You may have heard about a relatively recent player in the national debate over austerity-nomics. Fix the Debt portrays itself as a public interest group that is earnestly committed to fiscal responsibility and looking out for our children’s future (it always is about their touching concern for the children, isn’t it?) The group claims to support “a common sense solution to prevent disaster and renew America’s economic strength,” and it likes to give the public the impression that its membership is heavily made up of ordinary citizens and workers.

But actually, what it is is another elite-driven Pete Peterson front group consisting of billionaire CEOs lobbying for reverse Robin Hood fiscal policies that enrich themselves, immiserate the rest of us, and continue to run this country’s economy into the ground. Last week, the Institute for Policy Studies and the Campaign for America’s Future released a report that reveals new information about the group’s hypocritical and self-serving agenda.

An earlier report on Fix the Debt exposed the group’s extensive ties to defense contractors. The new one looks at the ways that 90 publicly held corporations that are members of Fix the Debt exploit loopholes in the tax code to help themselves to taxpayer subsidies worth many hundreds of millions of dollars. They happily rake in the taxpayer cash at same time they’re crying wolf about deficits and trying to pick the pockets of the rest of us by inflicting an austerity agenda. It’s a hustle so brazen that it deserves the sincere admiration of professional con artists everywhere.

The corporations in question are taking advantage of something known as the “performance pay” loophole. Seeking to rein in out-of-control CEO pay, in 1993, Congress capped the tax deductibility of executive pay at $1 million. But corporations quickly discovered a loophole: “performance-based” pay (mostly in the form of stock options) was exempted from the $1 million cap. And thus the madness of taxpayers’ subsidizing outrageous executive compensation continued.

Here are some of the deets about how the Fix the Debt crew is weaseling out of paying their fair share of the tax burden:

During the three-year period 2009-2011, the 90 publicly held corporate members of the austerity-focused “Fix the Debt” lobby group shoveled out $6.3 billion in pay to their CEOs and next three highest-paid executives.

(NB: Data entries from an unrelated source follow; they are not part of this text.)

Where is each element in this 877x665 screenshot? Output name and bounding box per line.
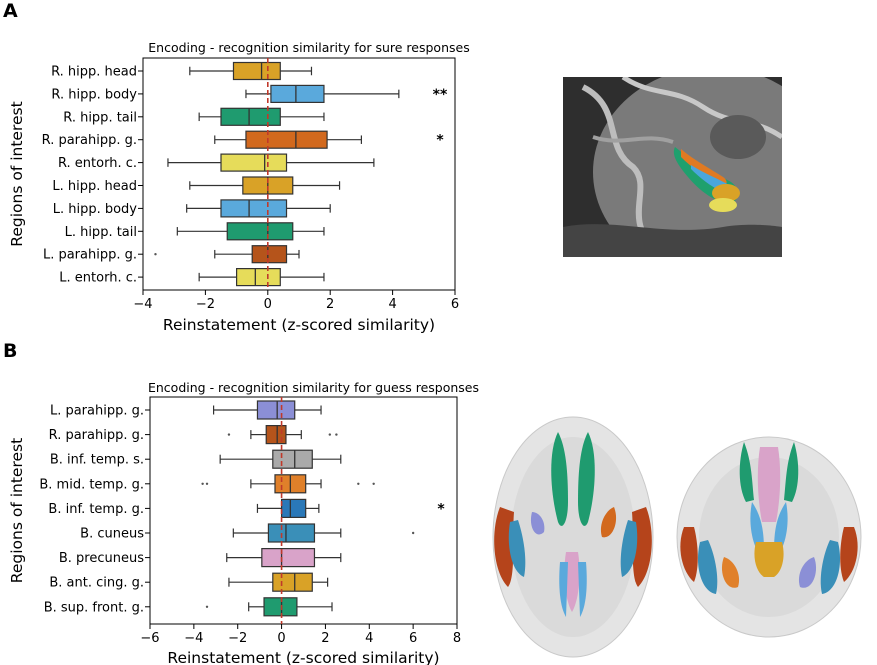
- y-tick-label: B. inf. temp. g.: [48, 502, 144, 517]
- x-tick-label: 0: [277, 631, 285, 646]
- outlier-point: [372, 482, 375, 485]
- outlier-point: [411, 531, 415, 535]
- x-tick-label: 2: [326, 297, 334, 312]
- brain-render-axial: [492, 416, 654, 658]
- x-tick-label: 2: [321, 631, 329, 646]
- y-tick-label: B. precuneus: [59, 551, 144, 566]
- outlier-point: [335, 433, 338, 436]
- significance-marker: *: [436, 133, 444, 149]
- box: [220, 199, 288, 218]
- y-tick-label: R. hipp. head: [51, 65, 137, 80]
- plot-frame: [142, 57, 456, 291]
- outlier-point: [205, 605, 209, 608]
- x-axis-label: Reinstatement (z-scored similarity): [163, 316, 435, 334]
- y-tick-label: L. hipp. tail: [65, 225, 137, 240]
- panel-label-a: A: [3, 0, 18, 22]
- box: [272, 572, 313, 592]
- y-axis-label: Regions of interest: [8, 101, 26, 246]
- plot-frame: [149, 396, 458, 625]
- x-tick-label: 0: [264, 297, 272, 312]
- y-tick-label: L. hipp. head: [52, 179, 137, 194]
- brain-render-coronal: [676, 436, 862, 638]
- x-tick-label: −2: [196, 297, 215, 312]
- x-axis-label: Reinstatement (z-scored similarity): [167, 649, 439, 665]
- x-tick-label: −6: [140, 631, 159, 646]
- box: [251, 245, 288, 264]
- y-tick-label: B. mid. temp. g.: [39, 477, 144, 492]
- y-tick-label: L. entorh. c.: [59, 271, 137, 286]
- mri-sagittal-image: [563, 77, 782, 257]
- y-tick-label: L. hipp. body: [53, 202, 138, 217]
- chart-title: Encoding - recognition similarity for su…: [148, 40, 469, 55]
- y-tick-label: R. hipp. tail: [63, 110, 137, 125]
- x-tick-label: 6: [451, 297, 459, 312]
- y-tick-label: B. inf. temp. s.: [50, 453, 144, 468]
- box: [272, 449, 313, 469]
- box: [245, 130, 328, 149]
- box: [256, 400, 296, 420]
- x-tick-label: −4: [184, 631, 203, 646]
- box: [220, 107, 281, 126]
- y-tick-label: B. sup. front. g.: [44, 600, 144, 615]
- chart-title: Encoding - recognition similarity for gu…: [148, 380, 479, 395]
- y-tick-label: L. parahipp. g.: [43, 248, 137, 263]
- y-tick-label: R. parahipp. g.: [42, 133, 137, 148]
- x-tick-label: 4: [365, 631, 373, 646]
- x-tick-label: 6: [409, 631, 417, 646]
- box: [265, 425, 287, 445]
- x-tick-label: −4: [133, 297, 152, 312]
- x-tick-label: −2: [228, 631, 247, 646]
- outlier-point: [328, 433, 332, 436]
- y-tick-label: R. hipp. body: [51, 87, 137, 102]
- x-tick-label: 8: [453, 631, 461, 646]
- outlier-point: [154, 253, 157, 256]
- y-tick-label: B. ant. cing. g.: [49, 576, 144, 591]
- box: [270, 84, 325, 104]
- y-tick-label: B. cuneus: [80, 527, 144, 542]
- panel-label-b: B: [3, 340, 18, 362]
- outlier-point: [205, 482, 209, 485]
- outlier-point: [227, 433, 231, 436]
- outlier-point: [357, 482, 360, 485]
- box: [236, 268, 281, 287]
- box: [280, 498, 307, 518]
- y-axis-label: Regions of interest: [8, 438, 26, 583]
- y-tick-label: R. entorh. c.: [58, 156, 137, 171]
- y-tick-label: L. parahipp. g.: [50, 404, 144, 419]
- x-tick-label: 4: [388, 297, 396, 312]
- significance-marker: **: [433, 87, 448, 103]
- box: [220, 153, 288, 172]
- box: [261, 547, 316, 568]
- outlier-point: [201, 482, 204, 485]
- significance-marker: *: [437, 501, 445, 517]
- box: [267, 523, 316, 543]
- y-tick-label: R. parahipp. g.: [49, 428, 144, 443]
- box: [226, 222, 294, 241]
- box: [232, 61, 281, 81]
- box: [263, 597, 298, 617]
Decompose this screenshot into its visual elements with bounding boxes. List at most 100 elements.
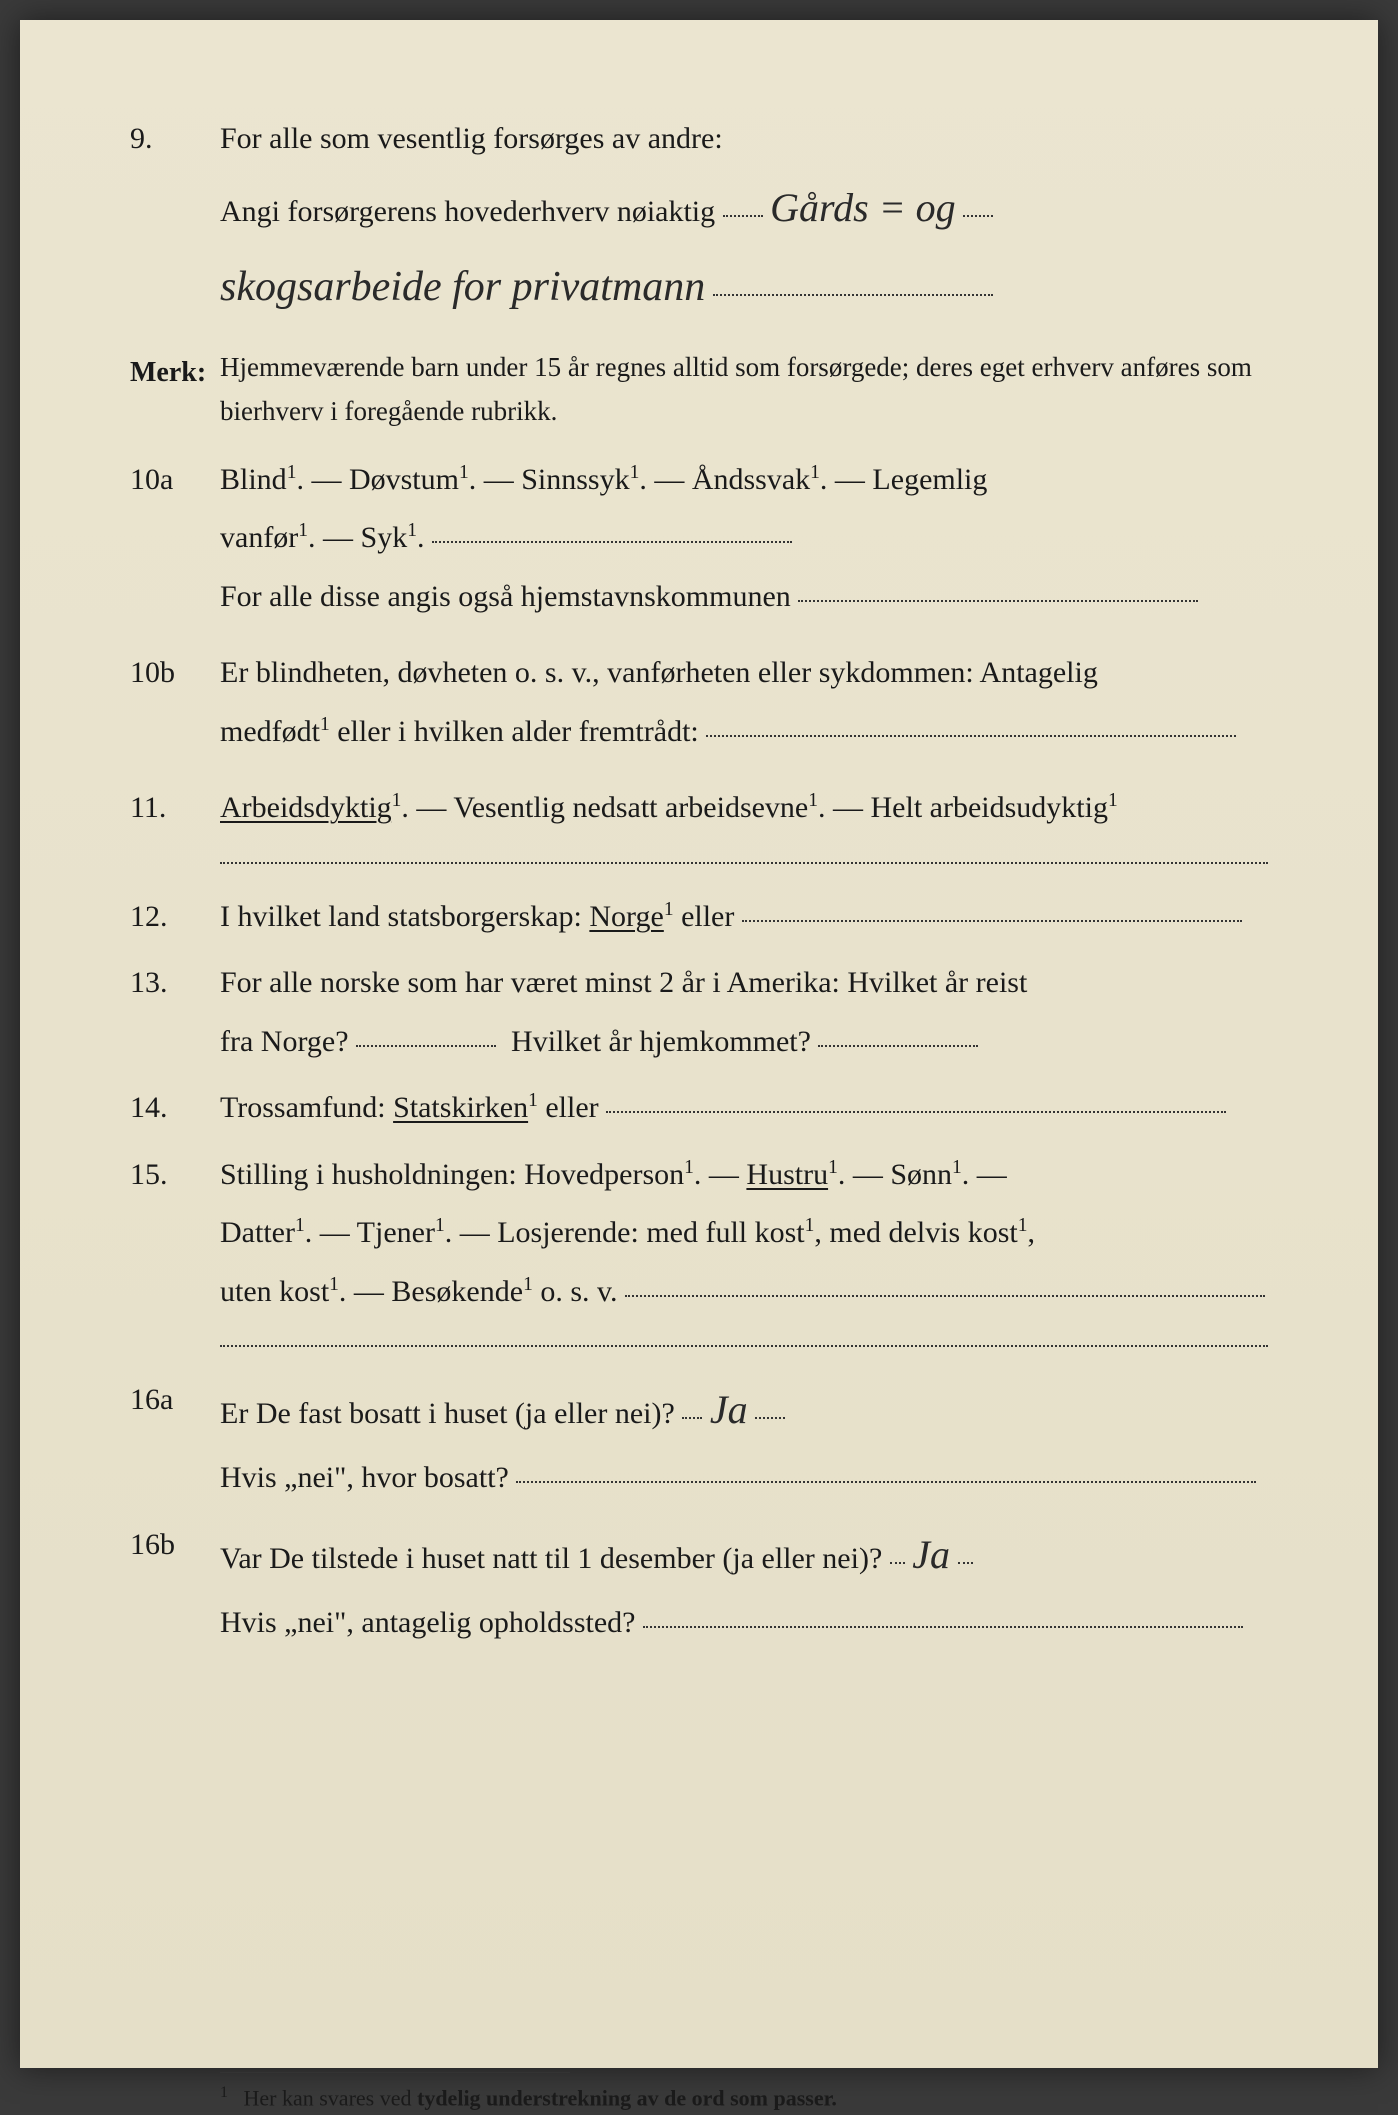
q15-datter: Datter [220, 1216, 295, 1249]
q12-pre: I hvilket land statsborgerskap: [220, 900, 589, 933]
q9-number: 9. [130, 110, 220, 167]
q16b-line2: Hvis „nei", antagelig opholdssted? [220, 1606, 636, 1639]
q14-post: eller [538, 1091, 599, 1124]
q10b-line1: Er blindheten, døvheten o. s. v., vanfør… [220, 656, 1098, 689]
merk-note: Merk: Hjemmeværende barn under 15 år reg… [130, 346, 1268, 432]
question-10a: 10a Blind1. — Døvstum1. — Sinnssyk1. — Å… [130, 451, 1268, 627]
q14-pre: Trossamfund: [220, 1091, 393, 1124]
question-12: 12. I hvilket land statsborgerskap: Norg… [130, 888, 1268, 947]
q10b-post: eller i hvilken alder fremtrådt: [330, 715, 699, 748]
q10a-syk: . — Syk [308, 521, 407, 554]
divider-line-2 [220, 1345, 1268, 1347]
q10a-legemlig: . — Legemlig [820, 463, 987, 496]
blank-line [713, 294, 993, 296]
q12-number: 12. [130, 888, 220, 945]
q10a-sinnssyk: . — Sinnssyk [469, 463, 630, 496]
q14-statskirken: Statskirken [393, 1091, 528, 1124]
q15-text: Stilling i husholdningen: Hovedperson1. … [220, 1146, 1268, 1322]
blank-line [356, 1045, 496, 1047]
blank-line [432, 541, 792, 543]
q16a-line1: Er De fast bosatt i huset (ja eller nei)… [220, 1397, 675, 1430]
question-15: 15. Stilling i husholdningen: Hovedperso… [130, 1146, 1268, 1322]
q9-handwritten-2: skogsarbeide for privatmann [220, 247, 705, 329]
footnote: 1 Her kan svares ved tydelig understrekn… [220, 2081, 1268, 2114]
question-14: 14. Trossamfund: Statskirken1 eller [130, 1079, 1268, 1138]
blank-line [516, 1481, 1256, 1483]
q15-dash2: . — [962, 1158, 1007, 1191]
q16a-line2: Hvis „nei", hvor bosatt? [220, 1461, 509, 1494]
q10b-text: Er blindheten, døvheten o. s. v., vanfør… [220, 644, 1268, 761]
q10a-dovstum: . — Døvstum [296, 463, 459, 496]
divider-line [220, 862, 1268, 864]
q11-number: 11. [130, 779, 220, 836]
q9-text: For alle som vesentlig forsørges av andr… [220, 110, 1268, 328]
footnote-pre: Her kan svares ved [244, 2086, 418, 2111]
q15-comma: , [1027, 1216, 1035, 1249]
q15-utenkost: uten kost [220, 1275, 329, 1308]
q16b-number: 16b [130, 1516, 220, 1573]
blank-line [963, 215, 993, 217]
merk-label: Merk: [130, 346, 220, 399]
q12-post: eller [674, 900, 735, 933]
q10b-medfodt: medfødt [220, 715, 320, 748]
blank-line [625, 1295, 1265, 1297]
blank-line [755, 1417, 785, 1419]
q15-hovedperson: Stilling i husholdningen: Hovedperson [220, 1158, 684, 1191]
q11-text: Arbeidsdyktig1. — Vesentlig nedsatt arbe… [220, 779, 1268, 838]
blank-line [798, 600, 1198, 602]
q16a-text: Er De fast bosatt i huset (ja eller nei)… [220, 1371, 1268, 1508]
q14-number: 14. [130, 1079, 220, 1136]
q13-line1: For alle norske som har været minst 2 år… [220, 966, 1027, 999]
question-16b: 16b Var De tilstede i huset natt til 1 d… [130, 1516, 1268, 1653]
q16b-line1: Var De tilstede i huset natt til 1 desem… [220, 1542, 882, 1575]
q15-fullkost: . — Losjerende: med full kost [445, 1216, 805, 1249]
q10a-dot: . [417, 521, 425, 554]
q15-sonn: . — Sønn [838, 1158, 952, 1191]
blank-line [958, 1562, 973, 1564]
q10a-vanfor: vanfør [220, 521, 298, 554]
blank-line [643, 1626, 1243, 1628]
q15-delviskost: , med delvis kost [814, 1216, 1017, 1249]
question-16a: 16a Er De fast bosatt i huset (ja eller … [130, 1371, 1268, 1508]
q13-fra-norge: fra Norge? [220, 1025, 349, 1058]
q10a-blind: Blind [220, 463, 287, 496]
blank-line [742, 920, 1242, 922]
q9-line1: For alle som vesentlig forsørges av andr… [220, 122, 723, 155]
q10a-andssvak: . — Åndssvak [639, 463, 810, 496]
q15-osv: o. s. v. [533, 1275, 618, 1308]
q16b-answer: Ja [912, 1516, 950, 1594]
question-11: 11. Arbeidsdyktig1. — Vesentlig nedsatt … [130, 779, 1268, 838]
q12-norge: Norge [589, 900, 663, 933]
q14-text: Trossamfund: Statskirken1 eller [220, 1079, 1268, 1138]
q16a-answer: Ja [710, 1371, 748, 1449]
q16b-text: Var De tilstede i huset natt til 1 desem… [220, 1516, 1268, 1653]
q15-hustru: Hustru [746, 1158, 828, 1191]
q10a-line3: For alle disse angis også hjemstavnskomm… [220, 580, 791, 613]
blank-line [706, 735, 1236, 737]
merk-text: Hjemmeværende barn under 15 år regnes al… [220, 346, 1268, 432]
question-9: 9. For alle som vesentlig forsørges av a… [130, 110, 1268, 328]
q15-dash1: . — [694, 1158, 747, 1191]
document-page: 9. For alle som vesentlig forsørges av a… [20, 20, 1378, 2068]
q10a-text: Blind1. — Døvstum1. — Sinnssyk1. — Åndss… [220, 451, 1268, 627]
q15-tjener: . — Tjener [305, 1216, 435, 1249]
q12-text: I hvilket land statsborgerskap: Norge1 e… [220, 888, 1268, 947]
question-13: 13. For alle norske som har været minst … [130, 954, 1268, 1071]
footnote-bold: tydelig understrekning av de ord som pas… [417, 2086, 837, 2111]
q13-hjemkommet: Hvilket år hjemkommet? [511, 1025, 811, 1058]
q10a-number: 10a [130, 451, 220, 508]
q11-udyktig: . — Helt arbeidsudyktig [818, 791, 1108, 824]
q11-nedsatt: . — Vesentlig nedsatt arbeidsevne [401, 791, 808, 824]
blank-line [818, 1045, 978, 1047]
blank-line [890, 1562, 905, 1564]
footnote-number: 1 [220, 2084, 228, 2101]
q13-text: For alle norske som har været minst 2 år… [220, 954, 1268, 1071]
q10b-number: 10b [130, 644, 220, 701]
q13-number: 13. [130, 954, 220, 1011]
q9-handwritten-1: Gårds = og [770, 169, 956, 247]
q16a-number: 16a [130, 1371, 220, 1428]
q9-line2-pre: Angi forsørgerens hovederhverv nøiaktig [220, 195, 715, 228]
blank-line [606, 1111, 1226, 1113]
footnote-divider [220, 2072, 570, 2073]
blank-line [682, 1417, 702, 1419]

These 90 Fix the Debt member firms raked in at least $953 million — and as much as $1.6 billion — from the “performance pay” loophole between 2009-2011. The exact full value of corporate windfalls from this loophole will remain impossible to compute until we have more complete mandated disclosure for executive compensation.

The biggest offenders include UnitedHealth Group, the nation’s largest HMO, which taxpayers have subsidized to the tune of at least $68 million in pay for its CEO, Stephen Hemsley; and Discovery Communications, which lined its pockets with $37 million in taxpayer subsidies for the pay of its chief executive, David Zaslav.

Meanwhile, these fine corporate citizens are demanding that government slash Social Security and other government programs that millions of Americans rely on — especially in a depressed economy where many need them more desperately than ever. This is straight-up class warfare, folks!

Ultimately, this report makes a very simple point:

If Fix the Debt CEOs were serious about addressing our nation’s fiscal challenges, they would push for greater fairness in the tax code, including the elimination of entitlement programs benefiting CEOs like the “performance pay” loophole.

But sadly, we are never ever ever ever going to see them do that. Like, ever.